Hatay: 17-24 Nisan 2023 birartibir.org’da, belgesel film festivallerinde, İstanbul’da, Hatay’da, Almanya ve Fransa’da gösterildi, filmin anlatmak istedikleri, film gösterimini takip eden panellerle derinleştirilmeye çalışıldı. Hatay’ın da içinde olduğu 6 Şubat depremlerinden etkilenen bölgenin en büyük endişelerinden olan “unutulma ihtimali”nde büyük gedikler açan bu çaba, şüphesiz çok değerliydi.
Fakat zaman ilerledikçe deprem bölgesinde, filmin sonundaki iyimser gelecek tahayyüllerinin üzerine gölge düşmesine neden olan pek çok gelişmeyle karşı karşıya kaldık. Güncel durumun, aradan geçen sürede değişenlerin ve değişmeyenlerin yine Hataylıların anlatımlarıyla ve “orada” belgelenmesi büyük bir önem taşıyordu ve İmre Azem, eylül ayında tekrar Hatay’a gitti.
Bu defa Hatay’da aradığı, öncekinden biraz farklıydı. Depremden sonra barınma alanlarının doğrudan kalıcı konutların yapılması üzerinden gündeme getirildiği Hatay’da, hâlâ içinde bulunduğumuz “afet sonrası geçici dönem”e dair hazırlıksızlık, gündelik hayatın her açıdan zorlaştığı günleri beraberinde getirmişti.

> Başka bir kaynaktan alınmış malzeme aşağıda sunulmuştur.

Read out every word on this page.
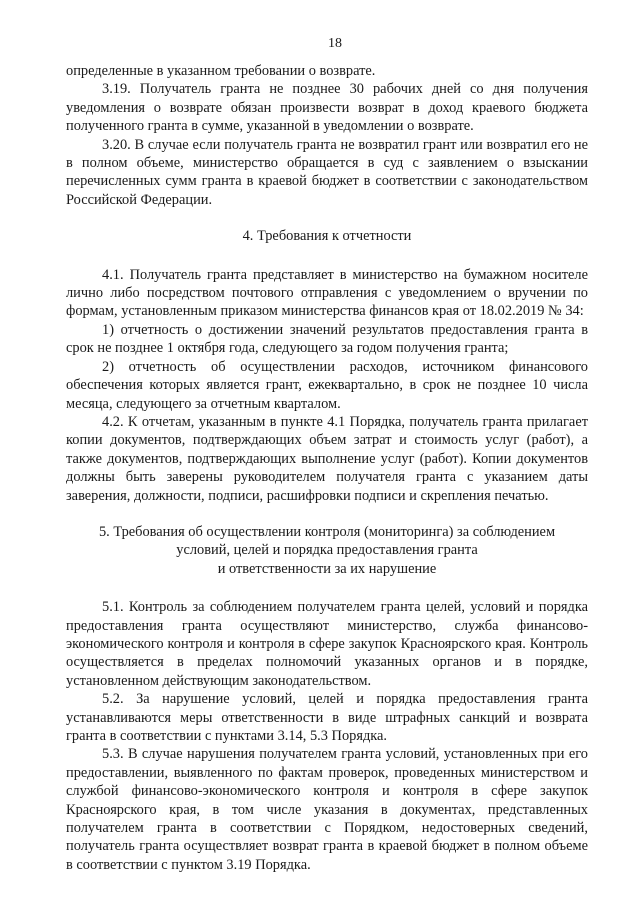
18

определенные в указанном требовании о возврате.

3.19. Получатель гранта не позднее 30 рабочих дней со дня получения уведомления о возврате обязан произвести возврат в доход краевого бюджета полученного гранта в сумме, указанной в уведомлении о возврате.

3.20. В случае если получатель гранта не возвратил грант или возвратил его не в полном объеме, министерство обращается в суд с заявлением о взыскании перечисленных сумм гранта в краевой бюджет в соответствии с законодательством Российской Федерации.

4. Требования к отчетности

4.1. Получатель гранта представляет в министерство на бумажном носителе лично либо посредством почтового отправления с уведомлением о вручении по формам, установленным приказом министерства финансов края от 18.02.2019 № 34:

1) отчетность о достижении значений результатов предоставления гранта в срок не позднее 1 октября года, следующего за годом получения гранта;

2) отчетность об осуществлении расходов, источником финансового обеспечения которых является грант, ежеквартально, в срок не позднее 10 числа месяца, следующего за отчетным кварталом.

4.2. К отчетам, указанным в пункте 4.1 Порядка, получатель гранта прилагает копии документов, подтверждающих объем затрат и стоимость услуг (работ), а также документов, подтверждающих выполнение услуг (работ). Копии документов должны быть заверены руководителем получателя гранта с указанием даты заверения, должности, подписи, расшифровки подписи и скрепления печатью.

5. Требования об осуществлении контроля (мониторинга) за соблюдением

условий, целей и порядка предоставления гранта

и ответственности за их нарушение

5.1. Контроль за соблюдением получателем гранта целей, условий и порядка предоставления гранта осуществляют министерство, служба финансово-экономического контроля и контроля в сфере закупок Красноярского края. Контроль осуществляется в пределах полномочий указанных органов и в порядке, установленном действующим законодательством.

5.2. За нарушение условий, целей и порядка предоставления гранта устанавливаются меры ответственности в виде штрафных санкций и возврата гранта в соответствии с пунктами 3.14, 5.3 Порядка.

5.3. В случае нарушения получателем гранта условий, установленных при его предоставлении, выявленного по фактам проверок, проведенных министерством и службой финансово-экономического контроля и контроля в сфере закупок Красноярского края, в том числе указания в документах, представленных получателем гранта в соответствии с Порядком, недостоверных сведений, получатель гранта осуществляет возврат гранта в краевой бюджет в полном объеме в соответствии с пунктом 3.19 Порядка.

Bir kentin işleyişine dair her konu Hatay’da büyük bir sorun haline geliyor ve sorumlular “daha acil ve önemli” işlerle meşgul olduğundan, yerel halk bu sorunlarla sıklıkla baş başa kalıyordu. Üstelik, nisan ayından tanıdığımız umut ve burada yaşamaya devam etme iradesi, gün geçtikçe artan belirsizliklerin yarattığı endişelerle biraz yorgun görünüyordu. İşte farkına vardıktan sonra sırtımızı dönmenin pek mümkün olmadığı bu gerçeklik, İmre Azem’in Hatay’daki ikinci belgeseli Hatay: 1-11 Eylül 2023’ün ana eksenini oluşturdu.
Belirsizliğin endişesi ve karanlık bulutlar
Basit bir soru soralım: Bir kent nelerden oluşur? Aklımıza ilk gelen konut alanları, çalışma alanları, okullar, hastaneler, kültür tesisleri, idari yapılar, doğal alanlar, parklar, meydanlar, yollar… Planlama alanı ise kentleri sosyal yapı için bu işlevlerin en düzgün işleyeceği, afetlere dayanıklı ve dirençli biçimde düzenlemeyi amaçlar.
Peki, 6 Şubat depremini bu kadar ağır bir şekilde yaşamış olan Antakya, (Antakya’yla bir bütün olan) Defne, Samandağ, Kırıkhan ve Hatay’ın bütünü, altı ay sonra, eylülde nelerden oluşuyor? Maalesef Hatay için bu soruyu yanıtlamak, gün geçtikçe daha da zorlaşıyor. Barınma ihtiyacı çadır, konteyner, az sayıda prefabrik konutla ve hatta seralarla giderilmeye çalışılırken, bu seçeneği olmayanlar Hatay’ın köylerine ya da başka şehirlere göç etti, bu seçeneği de olmayanlarsa depremde az ya da orta hasarlı hale gelmiş olan evlerinde yaşamaya başladı.
Hatay’da depremden sonraki süreçlerde en büyük ve geri dönüşü neredeyse imkânsız zararlardan birini, doğa görüyor. Zeytinliklerin, tarım alanlarının, vadilerin, orman alanlarının önemli bir kısmı geçici barınma alanına ya da moloz döküm sahasına dönüşmüş durumda.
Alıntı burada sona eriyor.